The John A. Hartford Foundation is dedicated to improving the care of older adults by creating age-friendly health systems, supporting family caregivers, and improving serious illness and end-of-life care. EWA has contributed to all of these areas. Most recently EWA’s advocacy for the HRSA-funded Geriatrics Workforce Enhancement Program (GWEP) led to continued and even increased federal funding for the GWEP sites. Even better, HRSA built in the principles of age-friendly care (known as the 4Ms, what Matters, Medication, Mentation, and Mobility) into the federal program. EWA was also a powerful advocate for passage of the RAISE Family Caregivers Act. We are now building on that federal legislation to create a national strategy to support caregivers and are currently exploring a private-partnership to support implementation of that important law. EWA recently released an issue brief on the workforce needed to care for older adults facing serious illness. Finally, EWA provides a platform for us to disseminate our programs and information, and in turn, the EWA helps keep us abreast of the incredible work being done by its members in our three priority areas so that we can promote and amplify it.
Looking forward, what do you see as the most important challenges EWA needs to address in the next ten years?
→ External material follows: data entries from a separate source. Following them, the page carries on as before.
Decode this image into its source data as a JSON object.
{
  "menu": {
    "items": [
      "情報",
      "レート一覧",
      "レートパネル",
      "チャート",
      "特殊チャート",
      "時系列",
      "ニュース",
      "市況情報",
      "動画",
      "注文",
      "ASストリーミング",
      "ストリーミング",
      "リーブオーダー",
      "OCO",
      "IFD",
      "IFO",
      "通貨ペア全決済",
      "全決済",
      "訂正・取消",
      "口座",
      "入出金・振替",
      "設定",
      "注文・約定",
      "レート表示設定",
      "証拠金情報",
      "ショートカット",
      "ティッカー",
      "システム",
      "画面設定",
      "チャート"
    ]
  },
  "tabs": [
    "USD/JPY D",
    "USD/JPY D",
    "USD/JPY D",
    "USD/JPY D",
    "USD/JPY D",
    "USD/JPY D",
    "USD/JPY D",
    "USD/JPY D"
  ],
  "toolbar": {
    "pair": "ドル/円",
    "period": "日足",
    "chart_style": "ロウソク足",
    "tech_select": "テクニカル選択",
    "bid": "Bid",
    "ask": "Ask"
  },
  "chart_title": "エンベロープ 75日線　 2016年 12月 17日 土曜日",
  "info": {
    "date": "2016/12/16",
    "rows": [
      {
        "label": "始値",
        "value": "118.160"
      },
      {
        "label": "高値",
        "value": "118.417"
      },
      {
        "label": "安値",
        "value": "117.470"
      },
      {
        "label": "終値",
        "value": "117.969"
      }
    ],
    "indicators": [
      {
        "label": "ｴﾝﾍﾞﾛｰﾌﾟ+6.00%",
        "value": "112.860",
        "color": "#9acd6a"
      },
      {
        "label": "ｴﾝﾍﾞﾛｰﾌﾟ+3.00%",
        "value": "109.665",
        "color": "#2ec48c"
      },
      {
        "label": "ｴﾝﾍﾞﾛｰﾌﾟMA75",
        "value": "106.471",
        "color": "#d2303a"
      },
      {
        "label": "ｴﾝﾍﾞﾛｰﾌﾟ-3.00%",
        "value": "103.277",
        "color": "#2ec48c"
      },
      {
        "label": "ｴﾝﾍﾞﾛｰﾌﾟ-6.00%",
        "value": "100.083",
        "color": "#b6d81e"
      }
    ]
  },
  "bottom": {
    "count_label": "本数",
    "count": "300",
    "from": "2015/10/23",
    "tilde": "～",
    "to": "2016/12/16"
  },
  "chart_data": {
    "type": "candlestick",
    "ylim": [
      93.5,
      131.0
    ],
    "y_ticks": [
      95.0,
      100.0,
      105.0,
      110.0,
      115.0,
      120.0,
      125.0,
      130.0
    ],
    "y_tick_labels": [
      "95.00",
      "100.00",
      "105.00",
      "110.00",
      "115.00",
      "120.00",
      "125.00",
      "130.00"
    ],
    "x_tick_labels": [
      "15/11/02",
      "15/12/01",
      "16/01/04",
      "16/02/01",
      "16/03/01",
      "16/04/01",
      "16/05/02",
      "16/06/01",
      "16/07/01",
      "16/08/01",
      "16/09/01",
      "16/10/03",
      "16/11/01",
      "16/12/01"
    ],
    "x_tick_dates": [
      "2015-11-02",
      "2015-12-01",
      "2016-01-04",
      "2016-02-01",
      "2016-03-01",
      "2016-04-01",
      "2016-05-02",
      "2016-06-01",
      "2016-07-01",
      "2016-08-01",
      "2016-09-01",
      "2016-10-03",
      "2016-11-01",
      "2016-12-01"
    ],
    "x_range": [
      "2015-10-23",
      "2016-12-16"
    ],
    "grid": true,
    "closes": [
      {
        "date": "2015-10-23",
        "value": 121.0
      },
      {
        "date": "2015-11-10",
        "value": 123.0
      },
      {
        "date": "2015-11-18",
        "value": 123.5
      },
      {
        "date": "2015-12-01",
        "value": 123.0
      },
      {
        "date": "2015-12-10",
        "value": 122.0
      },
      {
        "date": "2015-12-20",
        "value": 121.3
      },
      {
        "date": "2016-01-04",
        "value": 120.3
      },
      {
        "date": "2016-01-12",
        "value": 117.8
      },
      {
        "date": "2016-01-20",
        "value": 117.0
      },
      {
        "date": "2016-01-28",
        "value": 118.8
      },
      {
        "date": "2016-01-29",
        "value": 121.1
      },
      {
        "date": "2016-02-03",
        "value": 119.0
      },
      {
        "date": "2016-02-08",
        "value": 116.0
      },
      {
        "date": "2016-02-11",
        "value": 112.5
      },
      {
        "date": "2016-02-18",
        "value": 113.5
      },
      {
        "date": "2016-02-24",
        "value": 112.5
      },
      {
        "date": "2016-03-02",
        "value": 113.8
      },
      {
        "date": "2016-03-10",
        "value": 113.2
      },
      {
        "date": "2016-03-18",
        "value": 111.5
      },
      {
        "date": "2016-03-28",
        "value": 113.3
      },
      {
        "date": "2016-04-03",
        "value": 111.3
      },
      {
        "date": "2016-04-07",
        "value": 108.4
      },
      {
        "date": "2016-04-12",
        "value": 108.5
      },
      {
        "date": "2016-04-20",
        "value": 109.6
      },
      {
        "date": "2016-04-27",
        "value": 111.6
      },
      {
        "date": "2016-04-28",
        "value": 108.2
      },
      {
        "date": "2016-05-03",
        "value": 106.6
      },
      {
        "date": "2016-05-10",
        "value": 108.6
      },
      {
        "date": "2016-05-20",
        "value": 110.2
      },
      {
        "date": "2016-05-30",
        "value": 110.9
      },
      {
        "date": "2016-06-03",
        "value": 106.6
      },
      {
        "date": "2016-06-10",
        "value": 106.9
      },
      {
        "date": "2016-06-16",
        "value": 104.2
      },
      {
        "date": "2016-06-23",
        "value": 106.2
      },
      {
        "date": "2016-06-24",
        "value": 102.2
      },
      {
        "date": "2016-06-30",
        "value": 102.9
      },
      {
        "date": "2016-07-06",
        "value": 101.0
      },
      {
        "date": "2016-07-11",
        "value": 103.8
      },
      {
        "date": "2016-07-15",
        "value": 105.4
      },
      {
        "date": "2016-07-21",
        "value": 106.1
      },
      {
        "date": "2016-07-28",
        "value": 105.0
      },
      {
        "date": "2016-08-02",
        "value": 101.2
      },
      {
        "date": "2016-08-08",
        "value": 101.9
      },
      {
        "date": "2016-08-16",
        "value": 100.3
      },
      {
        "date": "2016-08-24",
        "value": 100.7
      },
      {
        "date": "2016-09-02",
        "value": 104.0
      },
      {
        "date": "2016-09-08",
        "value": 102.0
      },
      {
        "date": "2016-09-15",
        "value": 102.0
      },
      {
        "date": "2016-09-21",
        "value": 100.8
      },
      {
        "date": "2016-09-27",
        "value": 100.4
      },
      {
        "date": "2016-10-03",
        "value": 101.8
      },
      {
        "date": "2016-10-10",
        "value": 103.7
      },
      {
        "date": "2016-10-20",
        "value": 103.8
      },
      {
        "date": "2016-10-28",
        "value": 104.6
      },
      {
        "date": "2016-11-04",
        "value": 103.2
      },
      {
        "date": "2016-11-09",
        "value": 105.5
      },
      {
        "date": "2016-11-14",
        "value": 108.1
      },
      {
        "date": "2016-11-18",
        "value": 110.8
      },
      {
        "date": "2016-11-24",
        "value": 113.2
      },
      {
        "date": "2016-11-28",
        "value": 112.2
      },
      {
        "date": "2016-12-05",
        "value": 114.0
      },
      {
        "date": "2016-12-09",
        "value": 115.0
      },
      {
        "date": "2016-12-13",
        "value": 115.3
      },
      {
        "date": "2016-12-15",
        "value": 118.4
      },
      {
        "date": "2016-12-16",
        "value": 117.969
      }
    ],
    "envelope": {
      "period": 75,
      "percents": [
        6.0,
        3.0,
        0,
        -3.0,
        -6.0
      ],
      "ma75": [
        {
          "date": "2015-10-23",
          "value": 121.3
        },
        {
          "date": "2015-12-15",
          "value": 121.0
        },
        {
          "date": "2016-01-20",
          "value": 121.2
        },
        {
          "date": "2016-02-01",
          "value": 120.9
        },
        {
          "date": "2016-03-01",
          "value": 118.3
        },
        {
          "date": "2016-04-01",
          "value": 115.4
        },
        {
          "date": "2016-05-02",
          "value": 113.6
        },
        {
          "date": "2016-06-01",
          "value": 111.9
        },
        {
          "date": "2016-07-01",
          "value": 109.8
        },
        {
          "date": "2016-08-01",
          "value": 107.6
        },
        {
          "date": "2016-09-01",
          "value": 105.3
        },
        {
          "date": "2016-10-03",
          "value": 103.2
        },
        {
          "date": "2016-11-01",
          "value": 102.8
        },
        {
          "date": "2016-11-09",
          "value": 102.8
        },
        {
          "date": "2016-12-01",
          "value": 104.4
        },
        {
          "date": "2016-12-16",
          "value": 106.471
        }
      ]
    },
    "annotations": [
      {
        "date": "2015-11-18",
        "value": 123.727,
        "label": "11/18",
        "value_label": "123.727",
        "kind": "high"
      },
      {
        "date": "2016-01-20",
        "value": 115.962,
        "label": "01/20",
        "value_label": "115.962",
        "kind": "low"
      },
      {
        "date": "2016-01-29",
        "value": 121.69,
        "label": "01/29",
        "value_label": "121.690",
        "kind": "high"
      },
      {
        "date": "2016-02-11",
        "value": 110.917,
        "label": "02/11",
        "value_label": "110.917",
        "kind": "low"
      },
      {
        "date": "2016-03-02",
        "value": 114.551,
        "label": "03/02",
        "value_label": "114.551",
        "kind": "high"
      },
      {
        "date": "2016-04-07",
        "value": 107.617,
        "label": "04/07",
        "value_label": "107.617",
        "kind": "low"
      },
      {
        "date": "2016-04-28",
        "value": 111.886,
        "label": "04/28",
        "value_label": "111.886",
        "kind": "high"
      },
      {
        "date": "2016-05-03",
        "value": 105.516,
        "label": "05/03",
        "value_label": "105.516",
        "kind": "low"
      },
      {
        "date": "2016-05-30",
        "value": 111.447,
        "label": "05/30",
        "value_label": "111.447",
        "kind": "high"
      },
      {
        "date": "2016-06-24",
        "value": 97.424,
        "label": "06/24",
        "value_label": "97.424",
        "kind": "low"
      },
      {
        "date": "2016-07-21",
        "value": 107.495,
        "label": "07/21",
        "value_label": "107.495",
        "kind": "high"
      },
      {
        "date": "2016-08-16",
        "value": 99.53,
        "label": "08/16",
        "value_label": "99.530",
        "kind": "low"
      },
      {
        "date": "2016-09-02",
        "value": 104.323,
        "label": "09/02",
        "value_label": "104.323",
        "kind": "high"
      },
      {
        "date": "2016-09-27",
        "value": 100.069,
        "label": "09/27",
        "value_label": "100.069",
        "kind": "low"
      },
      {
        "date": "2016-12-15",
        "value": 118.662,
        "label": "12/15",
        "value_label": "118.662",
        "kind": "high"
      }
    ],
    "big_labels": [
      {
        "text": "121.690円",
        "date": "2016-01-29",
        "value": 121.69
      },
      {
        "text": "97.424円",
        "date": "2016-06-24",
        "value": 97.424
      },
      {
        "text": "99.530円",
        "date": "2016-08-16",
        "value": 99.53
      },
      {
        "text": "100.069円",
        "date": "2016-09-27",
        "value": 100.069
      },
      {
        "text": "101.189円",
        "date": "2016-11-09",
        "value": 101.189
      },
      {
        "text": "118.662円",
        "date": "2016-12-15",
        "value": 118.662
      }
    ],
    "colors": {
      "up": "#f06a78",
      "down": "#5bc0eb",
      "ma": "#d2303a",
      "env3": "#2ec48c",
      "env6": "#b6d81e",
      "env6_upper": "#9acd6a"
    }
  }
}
The most important challenges over the next ten years will include:
- Workforce shortages amongst the entire care team, including geriatrics-trained professionals and direct care workers
- How can technology support the needs of older adults health care as well as the workforce that cares for them
- Addressing the different care needs in urban and rural settings and finding ways of supporting both
- Connecting care to social determinants of health for older adults including social isolation, transportation, nutrition, housing, and many more
- Empowering frontline staff to care for older adults through better training, wages, and job ladders
- Support of family caregivers will become more important than ever as we have more older adults living longer with uncertain long-term care financing and care
- Last, but certainly not least, reaching more funders to support the terrific work of EWA!
What are some of the other JAHF projects that are focused on the eldercare workforce?
Our age-friendly health systems initiative is very much about preparing a workforce in the basics of the 4Ms. Our Geriatric ED, Geriatric surgery, and home based primary care initiatives focus on training and education of teams in these settings. JAHF projects cross pollinate through EWA’s membership. Both of us collaborate with the n4a, GWEP Coordinating Center, Community Catalyst, Diverse Elders Coalition, National PACE Association, and many others where workforce issues are integral to addressing the needs of core constituencies. Through EWA’s past two webinars focused on JAHF projects like an Age-Friendly Workforce, and Care Coordination with PACE 2.0, JAHF has worked with EWA to educate the community on these important projects.